4. Type of Information Collection Request: Extension of a currently approved collection; Title of Information Collection: Notification of FLS and CMS of Co-Located Medicare Providers; Use: Many long-term care hospitals (LTCHs) are co-located with other Medicare providers (acute care hospitals, inpatient rehabilitation facilities (IRFs), skilled nursing facilities (SNFs), inpatient psychiatric facilities (IPFs)), which could lead to potential gaming of the Medicare system based on inappropriate patient shifting. In regulations at 42 CFR 412.22(e)(3) and (h)(6) CMS requires LTCHs to notify Medicare Administrative Contractors (MACs) and CMS of co-located providers.
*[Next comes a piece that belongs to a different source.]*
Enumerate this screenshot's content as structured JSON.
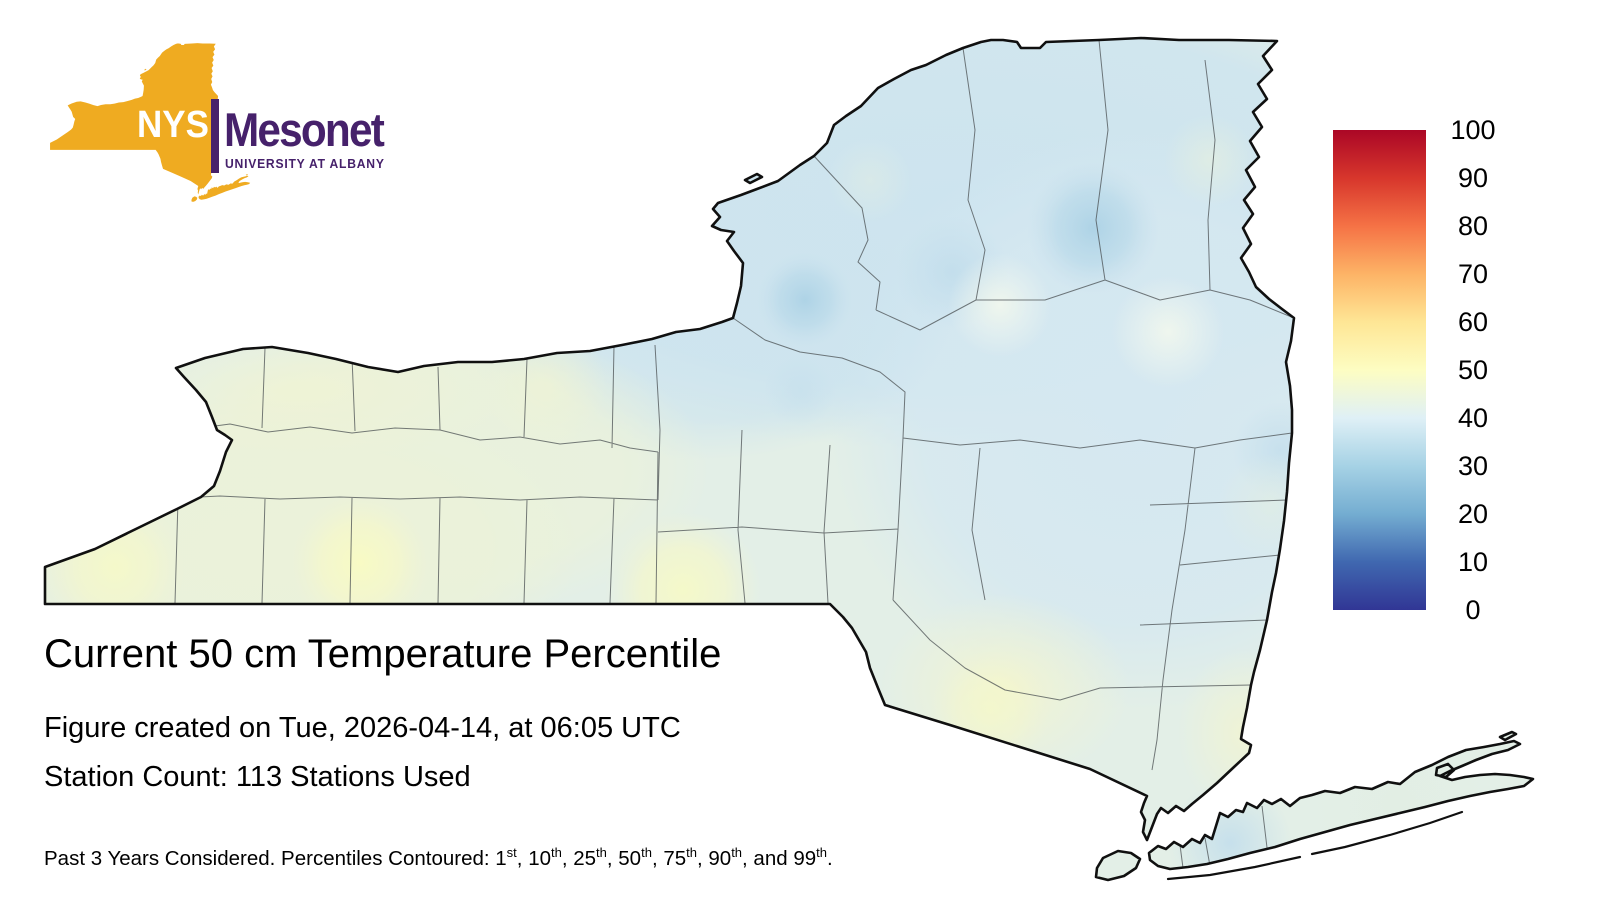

The requirement regarding collection of information at § 412.22 concerning a LTCH's (or a LTCH satellite's) notification to its MAC and CMS of its co-located status is needed in order for Medicare to appropriately pay co-located hospitals-within-hospitals (HwHs) and satellites. Under §§ 412.22(e)(3) and (h)(6), an LTCH or a satellite of an LTCH that occupies space in a building used by another hospital, or in one or more entire buildings located on the same campus as buildings used by another hospital must notify its MAC and CMS in writing of its co-location within 60 days of its first cost reporting period that began on or after October 1, 2002. Form Number: CMS-10088 (OMB control number: 0938-0897); Frequency: Yearly; Affected Public: Private Sector (Business or other for-profit, not-for-profit institutions); Number of Respondents: 25; Total Annual Responses: 25; Total Annual Hours: 6. (For policy questions regarding this collection contact Emily Lipkin at 410-786-3633.)

Dated: December 12, 2019.

William N. Parham, III,

Director, Paperwork Reduction Staff, Office of Strategic Operations and Regulatory Affairs.